A la récréation de l'après-midi, qui précède le cours de français, un sursaut constitué des miettes de son courage, ou peut-être alimenté par le désespoir, pousse Coumba à s'adresser à Maëlys.

- Maëlys, j'ai vu la vidéo sur ton téléphone. Je sais tout.

- Quelle vidéo, qu'est-ce que tu racontes ? Et tu ne me parles pas sur ce ton, d'abord.

- De quel droit tu fais ça ? Qu'est-ce que je t'ai fait, à la fin ? Je ne te demande rien, tu ne m'adresses jamais la parole !

- Mais c'est qu'elle fait sa grosse victime, la Coumba ! Tu sers à rien, tu es nulle, elle sert à quoi ta vie ? enchaîne Maëlys, répétant à l'envi les mêmes mots avilissants envers sa victime, comme pour inverser les rôles et couvrir son propre comportement écoeurant.

Les partisans de Maëlys s'approchent et se mêlent à la discussion, accusant Coumba de s'émouvoir d'une plaisanterie anodine, de se complaire en victime. Soit, en quelques mots infects, de faire partie de ceux qui ne sont rien et ne servent à rien alors que Maëlys incarne le modèle de ceux qui réussissent.

- Tu n'es qu'une « cas soc », Coumba, avec ta vie de merde ! tranche, définitivement, Alban Viguier.

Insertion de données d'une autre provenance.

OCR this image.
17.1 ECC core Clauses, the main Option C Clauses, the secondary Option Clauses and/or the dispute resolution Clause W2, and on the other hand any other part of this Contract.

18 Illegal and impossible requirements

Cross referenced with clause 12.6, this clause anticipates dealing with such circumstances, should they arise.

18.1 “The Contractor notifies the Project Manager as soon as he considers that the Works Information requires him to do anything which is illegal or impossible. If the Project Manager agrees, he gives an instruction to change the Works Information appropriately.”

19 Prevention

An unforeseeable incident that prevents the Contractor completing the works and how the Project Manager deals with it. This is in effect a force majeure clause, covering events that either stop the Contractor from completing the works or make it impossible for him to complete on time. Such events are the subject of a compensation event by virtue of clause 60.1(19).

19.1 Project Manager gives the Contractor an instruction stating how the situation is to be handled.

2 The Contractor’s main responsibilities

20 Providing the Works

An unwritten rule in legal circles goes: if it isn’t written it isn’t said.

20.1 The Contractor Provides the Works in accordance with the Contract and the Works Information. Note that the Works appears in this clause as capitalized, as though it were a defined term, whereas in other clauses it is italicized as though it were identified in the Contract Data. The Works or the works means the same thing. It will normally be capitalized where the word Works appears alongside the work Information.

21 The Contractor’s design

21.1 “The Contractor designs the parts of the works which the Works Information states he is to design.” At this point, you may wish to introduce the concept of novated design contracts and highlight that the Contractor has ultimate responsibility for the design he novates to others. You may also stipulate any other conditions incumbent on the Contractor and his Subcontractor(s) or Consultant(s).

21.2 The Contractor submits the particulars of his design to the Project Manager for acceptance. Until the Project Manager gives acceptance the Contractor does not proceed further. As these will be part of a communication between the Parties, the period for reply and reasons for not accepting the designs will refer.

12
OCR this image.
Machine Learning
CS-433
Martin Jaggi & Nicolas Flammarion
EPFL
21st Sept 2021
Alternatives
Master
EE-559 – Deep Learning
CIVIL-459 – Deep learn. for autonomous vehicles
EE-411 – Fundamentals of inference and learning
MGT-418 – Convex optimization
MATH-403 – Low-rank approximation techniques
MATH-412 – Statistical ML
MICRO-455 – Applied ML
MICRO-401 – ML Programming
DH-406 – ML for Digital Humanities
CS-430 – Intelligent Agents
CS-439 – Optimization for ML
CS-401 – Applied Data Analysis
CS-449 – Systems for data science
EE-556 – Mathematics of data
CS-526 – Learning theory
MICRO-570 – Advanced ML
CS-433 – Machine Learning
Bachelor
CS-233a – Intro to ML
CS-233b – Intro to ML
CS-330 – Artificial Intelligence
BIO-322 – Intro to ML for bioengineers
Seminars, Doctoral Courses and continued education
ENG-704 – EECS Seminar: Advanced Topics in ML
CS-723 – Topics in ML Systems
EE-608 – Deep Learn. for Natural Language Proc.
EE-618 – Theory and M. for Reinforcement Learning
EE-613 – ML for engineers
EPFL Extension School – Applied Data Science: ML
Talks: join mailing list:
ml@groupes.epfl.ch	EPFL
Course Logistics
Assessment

Brisée par la haine, Coumba ramasse ses sacs et s'éloigne. Son refuge reste le tronc du marronnier, habitué à la supporter en début de journée, puis après la cantine et à chaque récréation.

Il faut attendre 16 h 40 pour que s'annonce le cours de français, le dernier de cette sinistre journée. De sombres idées parcourent l'esprit de Coumba et contrairement à ce matin même, Léo s'est absenté, sans doute chassé par les démons.